# Isaac Newton, genius, physicist, designer of Queen Anne's coronation medal



## J-Sun (Mar 24, 2015)

This could go in Science/Nature insofar as it's Newton but we know he's a many-faceted guy and this facet is primarily of sociopolitical/historical interest. (Well, and economical, what with the Greshamish bit.) Just thought it was neat.

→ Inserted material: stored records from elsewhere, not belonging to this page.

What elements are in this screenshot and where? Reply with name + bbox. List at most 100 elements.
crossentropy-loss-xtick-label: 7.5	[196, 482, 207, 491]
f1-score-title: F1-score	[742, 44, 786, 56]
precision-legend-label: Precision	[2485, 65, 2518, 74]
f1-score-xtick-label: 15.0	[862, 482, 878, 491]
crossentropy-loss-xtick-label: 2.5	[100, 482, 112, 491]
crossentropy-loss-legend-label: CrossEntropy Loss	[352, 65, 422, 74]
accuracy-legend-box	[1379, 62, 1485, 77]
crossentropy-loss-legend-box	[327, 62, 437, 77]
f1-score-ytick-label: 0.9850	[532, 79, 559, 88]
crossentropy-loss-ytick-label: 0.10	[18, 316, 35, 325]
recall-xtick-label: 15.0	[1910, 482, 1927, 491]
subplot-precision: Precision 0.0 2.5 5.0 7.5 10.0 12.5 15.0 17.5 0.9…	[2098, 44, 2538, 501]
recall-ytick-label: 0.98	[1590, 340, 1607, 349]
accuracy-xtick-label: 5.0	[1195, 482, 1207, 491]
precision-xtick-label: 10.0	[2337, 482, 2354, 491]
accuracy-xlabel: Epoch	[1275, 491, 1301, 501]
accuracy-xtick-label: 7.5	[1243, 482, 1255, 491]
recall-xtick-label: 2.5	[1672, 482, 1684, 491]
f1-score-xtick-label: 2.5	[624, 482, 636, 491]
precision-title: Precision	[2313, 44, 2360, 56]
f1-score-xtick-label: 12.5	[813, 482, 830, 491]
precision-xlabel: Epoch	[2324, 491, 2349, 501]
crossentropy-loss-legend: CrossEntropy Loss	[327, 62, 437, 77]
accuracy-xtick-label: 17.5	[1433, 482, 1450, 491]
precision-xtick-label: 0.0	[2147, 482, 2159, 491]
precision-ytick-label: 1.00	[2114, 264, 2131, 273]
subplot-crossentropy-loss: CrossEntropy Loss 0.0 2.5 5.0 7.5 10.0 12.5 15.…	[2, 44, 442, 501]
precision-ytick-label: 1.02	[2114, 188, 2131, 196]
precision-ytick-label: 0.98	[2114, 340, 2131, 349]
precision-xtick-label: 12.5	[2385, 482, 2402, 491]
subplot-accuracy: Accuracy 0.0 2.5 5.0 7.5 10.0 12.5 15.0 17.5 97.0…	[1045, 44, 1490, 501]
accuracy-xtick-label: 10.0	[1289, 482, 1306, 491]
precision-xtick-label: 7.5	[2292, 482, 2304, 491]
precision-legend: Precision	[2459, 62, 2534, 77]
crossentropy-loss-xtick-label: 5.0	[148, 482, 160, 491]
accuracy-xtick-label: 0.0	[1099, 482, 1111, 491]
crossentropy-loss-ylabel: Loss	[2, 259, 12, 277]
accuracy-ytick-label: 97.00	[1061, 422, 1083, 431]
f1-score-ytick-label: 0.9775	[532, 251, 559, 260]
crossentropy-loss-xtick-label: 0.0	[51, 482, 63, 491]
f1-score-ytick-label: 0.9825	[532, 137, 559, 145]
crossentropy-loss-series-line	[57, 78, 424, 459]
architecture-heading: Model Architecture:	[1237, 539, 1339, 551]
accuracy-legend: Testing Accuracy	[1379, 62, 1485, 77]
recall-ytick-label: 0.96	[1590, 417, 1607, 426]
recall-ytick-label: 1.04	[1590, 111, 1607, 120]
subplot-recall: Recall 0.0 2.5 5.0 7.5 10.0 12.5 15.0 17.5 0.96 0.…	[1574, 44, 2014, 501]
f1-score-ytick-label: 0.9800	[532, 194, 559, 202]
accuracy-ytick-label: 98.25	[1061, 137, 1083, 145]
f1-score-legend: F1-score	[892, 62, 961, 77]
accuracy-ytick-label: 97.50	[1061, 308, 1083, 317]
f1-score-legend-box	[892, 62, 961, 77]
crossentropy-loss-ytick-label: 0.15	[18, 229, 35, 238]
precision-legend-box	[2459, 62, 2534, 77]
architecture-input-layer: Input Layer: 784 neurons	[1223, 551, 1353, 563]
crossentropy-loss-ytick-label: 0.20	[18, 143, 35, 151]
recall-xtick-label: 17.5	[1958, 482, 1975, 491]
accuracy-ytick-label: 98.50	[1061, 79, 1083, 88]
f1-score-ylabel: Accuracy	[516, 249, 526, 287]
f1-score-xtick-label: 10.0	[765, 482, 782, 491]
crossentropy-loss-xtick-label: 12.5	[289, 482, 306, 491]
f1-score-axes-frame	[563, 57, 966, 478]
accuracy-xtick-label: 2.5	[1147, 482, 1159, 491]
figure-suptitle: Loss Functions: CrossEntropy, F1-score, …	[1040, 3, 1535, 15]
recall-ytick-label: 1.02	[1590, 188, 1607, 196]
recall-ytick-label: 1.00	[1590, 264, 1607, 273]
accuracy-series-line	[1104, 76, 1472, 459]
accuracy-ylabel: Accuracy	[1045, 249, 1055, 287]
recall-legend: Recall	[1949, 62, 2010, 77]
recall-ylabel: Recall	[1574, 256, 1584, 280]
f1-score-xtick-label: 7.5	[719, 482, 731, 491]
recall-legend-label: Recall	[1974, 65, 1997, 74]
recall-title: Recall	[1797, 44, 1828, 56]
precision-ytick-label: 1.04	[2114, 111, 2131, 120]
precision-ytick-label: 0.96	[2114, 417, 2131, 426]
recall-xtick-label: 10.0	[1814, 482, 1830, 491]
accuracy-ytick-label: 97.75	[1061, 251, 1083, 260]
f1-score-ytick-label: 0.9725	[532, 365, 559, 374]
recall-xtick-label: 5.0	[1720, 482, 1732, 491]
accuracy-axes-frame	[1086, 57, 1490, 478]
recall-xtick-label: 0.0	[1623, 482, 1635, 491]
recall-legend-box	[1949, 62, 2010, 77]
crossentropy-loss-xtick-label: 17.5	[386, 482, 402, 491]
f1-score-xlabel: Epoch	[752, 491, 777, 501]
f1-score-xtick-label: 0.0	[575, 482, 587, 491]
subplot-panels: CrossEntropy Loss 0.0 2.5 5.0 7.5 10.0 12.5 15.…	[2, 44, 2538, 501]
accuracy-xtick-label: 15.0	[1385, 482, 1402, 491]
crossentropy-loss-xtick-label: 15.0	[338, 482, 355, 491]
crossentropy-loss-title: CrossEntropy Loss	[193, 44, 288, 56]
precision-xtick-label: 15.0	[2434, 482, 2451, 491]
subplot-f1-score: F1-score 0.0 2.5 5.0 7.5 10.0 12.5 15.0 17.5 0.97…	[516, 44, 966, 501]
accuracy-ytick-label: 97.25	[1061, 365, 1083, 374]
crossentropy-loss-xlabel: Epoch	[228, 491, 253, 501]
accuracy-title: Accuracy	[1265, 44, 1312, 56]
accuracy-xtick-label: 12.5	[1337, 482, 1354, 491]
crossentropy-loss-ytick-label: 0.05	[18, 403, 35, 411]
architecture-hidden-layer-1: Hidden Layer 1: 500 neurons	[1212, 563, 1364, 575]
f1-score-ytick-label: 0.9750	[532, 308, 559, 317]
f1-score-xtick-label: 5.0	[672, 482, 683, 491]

Queen Anne coronation medal designed by Isaac Newton


----------



## Ray McCarthy (Mar 24, 2015)

Maybe one of the last Alchemists too!


----------



## Venusian Broon (Mar 25, 2015)

Ray McCarthy said:


> Maybe one of the last Alchemists too!


Definitely one of the last 'magicians'. His contributions to science and mathematics are huge, but were just, for him at least, on par with his other projects. i.e. his Alchemical work. Also devoutly religious (and not your run-of-the-mill Anglican). Did a tremendous amount of work on 'Bible Codes' - I believe he calculated that Armageddon was going to occur in the year 2060. Probably took the job of running the Mint as a hobby at the end of his life (plus he probably wanted a nice pension, I guess...)


----------



## Ray McCarthy (Mar 25, 2015)

Who needs to turn base metal to gold if you are running the mint? I'm sure he wasn't like Von Moist though.


----------



## Teresa Edgerton (Mar 25, 2015)

Venusian Broon said:


> Definitely one of the last 'magicians'.



It sounds like you've read Michael White's *Isaac Newton: The Last Sorcerer.  *It's a fascinating book.


----------



## Venusian Broon (Mar 25, 2015)

Teresa Edgerton said:


> It sounds like you've read Michael White's *Isaac Newton: The Last Sorcerer.  *It's a fascinating book.



I knew I had a biography of Newton somewhere in my flat, so after a brief look it wouldn't surprise you at all then, that I do in fact have that very book on my main bookshelf in the living room.


----------